'TrustFall' Convention Exposes Claude Code Execution Risk

Adversa AI researchers have disclosed a class-level security issue affecting popular AI coding tools, including Claude Code, Cursor CLI, Gemini CLI, and CoPilot CLI. The issue, dubbed 'TrustFall,' arises from the tools' trust dialogs, which fail to adequately warn users that approving a repository can auto-launch a malicious Model Context Protocol (MCP) server with full system privileges. This enables code execution, credential theft, and backdoor installation with just a single keypress in interactive mode or no interaction in CI/CD environments.

The attack vector is straightforward: a threat actor creates a repository that includes a malicious MCP server and configuration settings that auto-approve it to run. When a developer clones or opens the repo in the AI coding tool and presses 'enter' on what appears to be a routine security check, the tool unwittingly launches the attacker-controlled code with the developer's full system privileges. In CI/CD environments, the attack unfolds with no human interaction at all.

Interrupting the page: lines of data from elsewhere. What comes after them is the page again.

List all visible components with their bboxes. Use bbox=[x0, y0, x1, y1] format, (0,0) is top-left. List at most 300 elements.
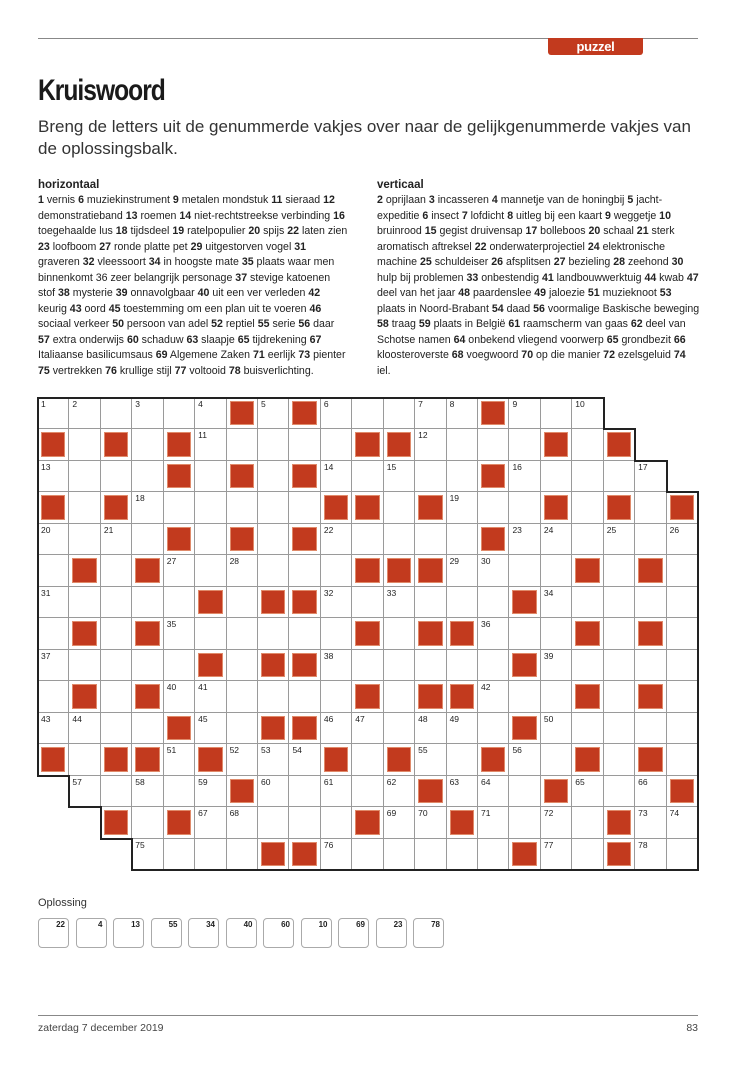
grid-cell[interactable] bbox=[384, 807, 415, 838]
grid-cell[interactable] bbox=[227, 587, 258, 618]
grid-cell[interactable] bbox=[164, 650, 195, 681]
cell-number: 75 bbox=[135, 839, 145, 850]
grid-cell[interactable] bbox=[227, 807, 258, 838]
grid-cell[interactable] bbox=[509, 776, 540, 807]
grid-cell[interactable] bbox=[38, 461, 69, 492]
grid-cell[interactable] bbox=[321, 524, 352, 555]
clue-text: muziekinstrument bbox=[83, 194, 173, 206]
grid-cell[interactable] bbox=[38, 398, 69, 429]
clue-number: 52 bbox=[211, 318, 223, 330]
solution-box-number: 22 bbox=[56, 920, 65, 929]
clue-text: bruinrood bbox=[377, 225, 425, 237]
grid-cell[interactable] bbox=[101, 587, 132, 618]
grid-cell[interactable] bbox=[132, 429, 163, 460]
grid-cell[interactable] bbox=[38, 713, 69, 744]
grid-cell[interactable] bbox=[101, 524, 132, 555]
grid-cell[interactable] bbox=[509, 524, 540, 555]
grid-cell[interactable] bbox=[195, 807, 226, 838]
grid-cell[interactable] bbox=[541, 744, 572, 775]
solution-box[interactable] bbox=[113, 918, 144, 948]
grid-cell[interactable] bbox=[541, 839, 572, 870]
grid-cell[interactable] bbox=[352, 524, 383, 555]
grid-cell[interactable] bbox=[415, 807, 446, 838]
black-cell bbox=[604, 492, 635, 523]
grid-cell[interactable] bbox=[132, 461, 163, 492]
grid-cell[interactable] bbox=[415, 524, 446, 555]
grid-cell[interactable] bbox=[227, 713, 258, 744]
grid-cell[interactable] bbox=[132, 587, 163, 618]
grid-cell[interactable] bbox=[289, 807, 320, 838]
cell-number: 69 bbox=[386, 808, 397, 819]
grid-cell[interactable] bbox=[352, 461, 383, 492]
grid-cell[interactable] bbox=[667, 524, 698, 555]
solution-box[interactable] bbox=[188, 918, 219, 948]
clue-text: lofdicht bbox=[467, 209, 508, 222]
grid-cell[interactable] bbox=[69, 429, 100, 460]
grid-cell[interactable] bbox=[447, 429, 478, 460]
grid-cell[interactable] bbox=[321, 398, 352, 429]
grid-cell[interactable] bbox=[258, 555, 289, 586]
grid-cell[interactable] bbox=[258, 776, 289, 807]
grid-cell[interactable] bbox=[38, 587, 69, 618]
black-cell bbox=[289, 524, 320, 555]
grid-cell[interactable] bbox=[38, 524, 69, 555]
grid-cell[interactable] bbox=[635, 587, 666, 618]
clue-text: jaloezie bbox=[546, 287, 588, 299]
clue-text: sieraad bbox=[282, 194, 324, 206]
cell-number: 48 bbox=[418, 713, 428, 724]
black-cell bbox=[289, 461, 320, 492]
grid-cell[interactable] bbox=[321, 713, 352, 744]
grid-cell[interactable] bbox=[541, 681, 572, 712]
grid-cell[interactable] bbox=[541, 587, 572, 618]
grid-cell[interactable] bbox=[604, 524, 635, 555]
grid-cell[interactable] bbox=[572, 807, 603, 838]
solution-box[interactable] bbox=[263, 918, 294, 948]
cell-number: 76 bbox=[323, 839, 334, 850]
clue-text: toestemming om een plan uit te voeren bbox=[120, 302, 310, 315]
grid-cell[interactable] bbox=[415, 398, 446, 429]
grid-cell[interactable] bbox=[258, 524, 289, 555]
clue-number: 70 bbox=[521, 349, 534, 361]
grid-cell[interactable] bbox=[69, 776, 100, 807]
clue-number: 71 bbox=[252, 349, 265, 361]
grid-cell[interactable] bbox=[384, 650, 415, 681]
grid-cell[interactable] bbox=[509, 398, 540, 429]
black-cell bbox=[447, 807, 478, 838]
grid-border bbox=[163, 397, 196, 399]
grid-cell[interactable] bbox=[195, 839, 226, 870]
grid-cell[interactable] bbox=[604, 650, 635, 681]
clues-horizontal bbox=[38, 178, 348, 379]
solution-box-number: 69 bbox=[356, 920, 365, 929]
grid-cell[interactable] bbox=[509, 555, 540, 586]
grid-cell[interactable] bbox=[38, 618, 69, 649]
black-cell bbox=[384, 744, 415, 775]
grid-cell[interactable] bbox=[384, 776, 415, 807]
grid-cell[interactable] bbox=[541, 650, 572, 681]
grid-cell[interactable] bbox=[258, 807, 289, 838]
grid-cell[interactable] bbox=[604, 555, 635, 586]
grid-cell[interactable] bbox=[132, 650, 163, 681]
black-cell bbox=[195, 650, 226, 681]
solution-box[interactable] bbox=[376, 918, 407, 948]
grid-cell[interactable] bbox=[164, 776, 195, 807]
grid-cell[interactable] bbox=[509, 429, 540, 460]
solution-box[interactable] bbox=[151, 918, 182, 948]
grid-cell[interactable] bbox=[258, 681, 289, 712]
clue-number: 61 bbox=[508, 318, 521, 330]
clue-text: schuldeiser bbox=[431, 256, 492, 268]
grid-cell[interactable] bbox=[321, 681, 352, 712]
clue-text: sociaal verkeer bbox=[38, 318, 113, 330]
cell-number: 30 bbox=[481, 556, 491, 567]
grid-cell[interactable] bbox=[572, 461, 603, 492]
grid-cell[interactable] bbox=[101, 398, 132, 429]
black-cell bbox=[352, 492, 383, 523]
grid-cell[interactable] bbox=[572, 398, 603, 429]
grid-cell[interactable] bbox=[101, 650, 132, 681]
grid-cell[interactable] bbox=[415, 587, 446, 618]
grid-cell[interactable] bbox=[132, 776, 163, 807]
grid-cell[interactable] bbox=[164, 492, 195, 523]
grid-cell[interactable] bbox=[604, 461, 635, 492]
grid-cell[interactable] bbox=[352, 776, 383, 807]
grid-cell[interactable] bbox=[509, 807, 540, 838]
grid-cell[interactable] bbox=[572, 839, 603, 870]
grid-cell[interactable] bbox=[321, 776, 352, 807]
clue-text: oord bbox=[81, 302, 109, 315]
black-cell bbox=[258, 587, 289, 618]
black-cell bbox=[321, 744, 352, 775]
solution-box[interactable] bbox=[76, 918, 107, 948]
grid-cell[interactable] bbox=[447, 461, 478, 492]
cell-number: 53 bbox=[261, 745, 271, 756]
black-cell bbox=[572, 555, 603, 586]
grid-cell[interactable] bbox=[258, 461, 289, 492]
clue-number: 38 bbox=[58, 287, 70, 299]
grid-cell[interactable] bbox=[164, 839, 195, 870]
grid-cell[interactable] bbox=[667, 618, 698, 649]
cell-number: 25 bbox=[606, 524, 617, 535]
clue-text: pienter bbox=[310, 349, 346, 361]
grid-cell[interactable] bbox=[604, 618, 635, 649]
grid-cell[interactable] bbox=[38, 555, 69, 586]
grid-cell[interactable] bbox=[352, 650, 383, 681]
grid-border bbox=[477, 397, 510, 399]
grid-cell[interactable] bbox=[415, 713, 446, 744]
grid-cell[interactable] bbox=[572, 587, 603, 618]
grid-cell[interactable] bbox=[478, 618, 509, 649]
grid-cell[interactable] bbox=[258, 618, 289, 649]
grid-cell[interactable] bbox=[321, 839, 352, 870]
grid-border bbox=[320, 397, 353, 399]
grid-cell[interactable] bbox=[352, 744, 383, 775]
grid-cell[interactable] bbox=[101, 681, 132, 712]
grid-cell[interactable] bbox=[227, 650, 258, 681]
grid-cell[interactable] bbox=[69, 461, 100, 492]
grid-cell[interactable] bbox=[352, 839, 383, 870]
grid-cell[interactable] bbox=[101, 618, 132, 649]
grid-cell[interactable] bbox=[258, 492, 289, 523]
grid-cell[interactable] bbox=[572, 429, 603, 460]
cell-number: 17 bbox=[638, 461, 648, 472]
grid-cell[interactable] bbox=[132, 492, 163, 523]
black-cell bbox=[509, 587, 540, 618]
grid-cell[interactable] bbox=[132, 807, 163, 838]
grid-cell[interactable] bbox=[572, 492, 603, 523]
clue-text: bezieling bbox=[565, 256, 614, 268]
grid-cell[interactable] bbox=[289, 492, 320, 523]
grid-cell[interactable] bbox=[415, 839, 446, 870]
grid-cell[interactable] bbox=[321, 429, 352, 460]
grid-cell[interactable] bbox=[195, 681, 226, 712]
grid-cell[interactable] bbox=[321, 807, 352, 838]
grid-cell[interactable] bbox=[289, 744, 320, 775]
grid-cell[interactable] bbox=[195, 776, 226, 807]
grid-cell[interactable] bbox=[321, 618, 352, 649]
clue-number: 42 bbox=[308, 287, 321, 299]
grid-cell[interactable] bbox=[667, 839, 698, 870]
grid-cell[interactable] bbox=[541, 461, 572, 492]
clue-number: 6 bbox=[78, 194, 84, 206]
grid-cell[interactable] bbox=[667, 555, 698, 586]
grid-cell[interactable] bbox=[227, 492, 258, 523]
grid-cell[interactable] bbox=[258, 744, 289, 775]
grid-cell[interactable] bbox=[69, 713, 100, 744]
grid-cell[interactable] bbox=[289, 555, 320, 586]
grid-cell[interactable] bbox=[447, 776, 478, 807]
grid-cell[interactable] bbox=[321, 650, 352, 681]
grid-cell[interactable] bbox=[101, 776, 132, 807]
grid-cell[interactable] bbox=[195, 713, 226, 744]
grid-cell[interactable] bbox=[227, 618, 258, 649]
grid-border bbox=[37, 460, 39, 493]
grid-cell[interactable] bbox=[258, 398, 289, 429]
grid-cell[interactable] bbox=[384, 713, 415, 744]
grid-cell[interactable] bbox=[227, 429, 258, 460]
grid-cell[interactable] bbox=[415, 461, 446, 492]
grid-cell[interactable] bbox=[227, 839, 258, 870]
solution-box[interactable] bbox=[301, 918, 332, 948]
grid-cell[interactable] bbox=[101, 461, 132, 492]
grid-cell[interactable] bbox=[572, 776, 603, 807]
grid-cell[interactable] bbox=[258, 429, 289, 460]
grid-cell[interactable] bbox=[635, 492, 666, 523]
grid-border bbox=[383, 869, 416, 871]
grid-cell[interactable] bbox=[604, 776, 635, 807]
grid-cell[interactable] bbox=[447, 524, 478, 555]
grid-cell[interactable] bbox=[667, 681, 698, 712]
grid-cell[interactable] bbox=[447, 650, 478, 681]
grid-cell[interactable] bbox=[164, 555, 195, 586]
grid-cell[interactable] bbox=[478, 650, 509, 681]
grid-cell[interactable] bbox=[509, 744, 540, 775]
grid-cell[interactable] bbox=[667, 650, 698, 681]
grid-cell[interactable] bbox=[447, 587, 478, 618]
black-cell bbox=[195, 744, 226, 775]
grid-cell[interactable] bbox=[195, 618, 226, 649]
grid-cell[interactable] bbox=[69, 524, 100, 555]
grid-cell[interactable] bbox=[447, 555, 478, 586]
grid-cell[interactable] bbox=[384, 681, 415, 712]
grid-cell[interactable] bbox=[635, 807, 666, 838]
grid-cell[interactable] bbox=[509, 681, 540, 712]
grid-cell[interactable] bbox=[352, 398, 383, 429]
clue-number: 4 bbox=[491, 194, 498, 206]
grid-cell[interactable] bbox=[69, 744, 100, 775]
grid-cell[interactable] bbox=[478, 587, 509, 618]
grid-cell[interactable] bbox=[478, 776, 509, 807]
grid-cell[interactable] bbox=[384, 461, 415, 492]
cell-number: 22 bbox=[323, 524, 334, 535]
grid-cell[interactable] bbox=[227, 555, 258, 586]
grid-cell[interactable] bbox=[384, 524, 415, 555]
cell-number: 26 bbox=[669, 524, 680, 535]
grid-cell[interactable] bbox=[635, 776, 666, 807]
grid-cell[interactable] bbox=[541, 618, 572, 649]
clue-text: jacht-expeditie bbox=[377, 194, 663, 222]
clue-text: eerlijk bbox=[264, 349, 299, 361]
grid-cell[interactable] bbox=[195, 429, 226, 460]
grid-cell[interactable] bbox=[415, 744, 446, 775]
grid-cell[interactable] bbox=[227, 744, 258, 775]
grid-cell[interactable] bbox=[69, 492, 100, 523]
grid-cell[interactable] bbox=[541, 524, 572, 555]
grid-cell[interactable] bbox=[509, 461, 540, 492]
grid-cell[interactable] bbox=[572, 713, 603, 744]
grid-cell[interactable] bbox=[195, 555, 226, 586]
grid-cell[interactable] bbox=[541, 713, 572, 744]
grid-cell[interactable] bbox=[101, 713, 132, 744]
grid-cell[interactable] bbox=[635, 839, 666, 870]
grid-cell[interactable] bbox=[478, 492, 509, 523]
grid-cell[interactable] bbox=[478, 555, 509, 586]
grid-cell[interactable] bbox=[38, 681, 69, 712]
grid-cell[interactable] bbox=[164, 398, 195, 429]
grid-cell[interactable] bbox=[667, 713, 698, 744]
grid-cell[interactable] bbox=[415, 650, 446, 681]
black-cell bbox=[478, 744, 509, 775]
grid-cell[interactable] bbox=[384, 398, 415, 429]
grid-cell[interactable] bbox=[384, 587, 415, 618]
grid-cell[interactable] bbox=[667, 744, 698, 775]
grid-cell[interactable] bbox=[572, 650, 603, 681]
cell-number: 45 bbox=[198, 713, 208, 724]
grid-cell[interactable] bbox=[69, 587, 100, 618]
grid-cell[interactable] bbox=[604, 744, 635, 775]
grid-cell[interactable] bbox=[132, 524, 163, 555]
grid-cell[interactable] bbox=[635, 713, 666, 744]
grid-border bbox=[571, 397, 604, 399]
grid-cell[interactable] bbox=[164, 744, 195, 775]
grid-cell[interactable] bbox=[604, 713, 635, 744]
cell-number: 31 bbox=[41, 587, 51, 598]
grid-cell[interactable] bbox=[69, 398, 100, 429]
grid-cell[interactable] bbox=[69, 650, 100, 681]
grid-cell[interactable] bbox=[132, 839, 163, 870]
grid-cell[interactable] bbox=[289, 776, 320, 807]
grid-cell[interactable] bbox=[447, 839, 478, 870]
grid-cell[interactable] bbox=[38, 650, 69, 681]
grid-cell[interactable] bbox=[635, 524, 666, 555]
solution-box[interactable] bbox=[226, 918, 257, 948]
grid-cell[interactable] bbox=[321, 587, 352, 618]
grid-cell[interactable] bbox=[635, 461, 666, 492]
grid-cell[interactable] bbox=[572, 524, 603, 555]
grid-cell[interactable] bbox=[164, 587, 195, 618]
grid-cell[interactable] bbox=[321, 555, 352, 586]
clue-text: metalen mondstuk bbox=[178, 194, 272, 206]
grid-cell[interactable] bbox=[635, 650, 666, 681]
grid-cell[interactable] bbox=[227, 681, 258, 712]
grid-cell[interactable] bbox=[478, 713, 509, 744]
black-cell bbox=[541, 776, 572, 807]
grid-cell[interactable] bbox=[195, 461, 226, 492]
solution-box[interactable] bbox=[413, 918, 444, 948]
grid-cell[interactable] bbox=[447, 492, 478, 523]
clue-number: 18 bbox=[115, 225, 128, 237]
clue-text: spijs bbox=[260, 225, 288, 237]
black-cell bbox=[635, 744, 666, 775]
grid-cell[interactable] bbox=[384, 839, 415, 870]
clue-number: 75 bbox=[38, 364, 50, 377]
grid-cell[interactable] bbox=[195, 524, 226, 555]
grid-cell[interactable] bbox=[447, 744, 478, 775]
grid-cell[interactable] bbox=[289, 681, 320, 712]
grid-cell[interactable] bbox=[478, 429, 509, 460]
grid-cell[interactable] bbox=[132, 398, 163, 429]
grid-cell[interactable] bbox=[164, 618, 195, 649]
grid-cell[interactable] bbox=[384, 618, 415, 649]
grid-cell[interactable] bbox=[132, 713, 163, 744]
clue-number: 11 bbox=[271, 194, 283, 206]
grid-cell[interactable] bbox=[604, 681, 635, 712]
grid-cell[interactable] bbox=[289, 618, 320, 649]
solution-box[interactable] bbox=[38, 918, 69, 948]
clue-number: 21 bbox=[636, 225, 649, 237]
grid-border bbox=[666, 869, 699, 871]
grid-cell[interactable] bbox=[384, 492, 415, 523]
grid-cell[interactable] bbox=[447, 398, 478, 429]
grid-cell[interactable] bbox=[447, 713, 478, 744]
grid-cell[interactable] bbox=[415, 429, 446, 460]
grid-cell[interactable] bbox=[321, 461, 352, 492]
grid-cell[interactable] bbox=[352, 587, 383, 618]
grid-cell[interactable] bbox=[478, 807, 509, 838]
grid-cell[interactable] bbox=[195, 398, 226, 429]
solution-box[interactable] bbox=[338, 918, 369, 948]
grid-border bbox=[697, 649, 699, 682]
grid-cell[interactable] bbox=[478, 681, 509, 712]
grid-cell[interactable] bbox=[289, 429, 320, 460]
grid-cell[interactable] bbox=[101, 555, 132, 586]
grid-cell[interactable] bbox=[352, 713, 383, 744]
grid-cell[interactable] bbox=[509, 492, 540, 523]
grid-cell[interactable] bbox=[195, 492, 226, 523]
grid-cell[interactable] bbox=[604, 587, 635, 618]
clue-number: 41 bbox=[541, 271, 554, 284]
grid-cell[interactable] bbox=[164, 681, 195, 712]
grid-cell[interactable] bbox=[478, 839, 509, 870]
grid-cell[interactable] bbox=[509, 618, 540, 649]
grid-cell[interactable] bbox=[541, 555, 572, 586]
black-cell bbox=[415, 492, 446, 523]
grid-cell[interactable] bbox=[541, 807, 572, 838]
grid-cell[interactable] bbox=[667, 807, 698, 838]
grid-cell[interactable] bbox=[541, 398, 572, 429]
grid-cell[interactable] bbox=[667, 587, 698, 618]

According to Adversa AI's lead researcher Rony Utevsky, 'A repository can ship a configuration that auto-approves and immediately launches an MCP server, no tool call from the agent is required.' The payload can read local files, including secrets, SSH keys, and tokens; access other projects; install backdoors; and establish command-and-control connections. The impact is full-machine compromise, as MCP servers execute as native OS processes with the full privileges of the user running the tool.

The report highlights a risky change in Claude Code version 2.1, which removed explicit MCP warnings present in earlier versions. Previously, users were warned about MCP execution and given an option to proceed with MCP servers disabled. Now, the dialog simply asks 'Yes, I trust this folder,' with no mention of MCP. Utevsky notes that 'most developers don't realize 'trusting' hands over that much power.'

Anthropic has described the issue as outside its threat model, stating that malicious activity occurs only after the user has allowed a repo/folder to be trusted. Adversa AI did not raise the issue with other vendors because Anthropic's approach appears to be the general convention. The researchers identified three exploitable vulnerabilities in Claude Code (CVE-2025-59536, CVE-2026-21852, CVE-2026-33068) that Anthropic has patched, but the TrustFall convention remains unaddressed.

The TrustFall issue underscores a broader challenge in AI coding tool security: the gap between user consent and actual risk. As these tools become more integrated into development workflows, the potential for supply-chain attacks grows. Developers are advised to review trust dialogs carefully, disable automatic MCP server approval where possible, and be cautious when cloning repositories from untrusted sources.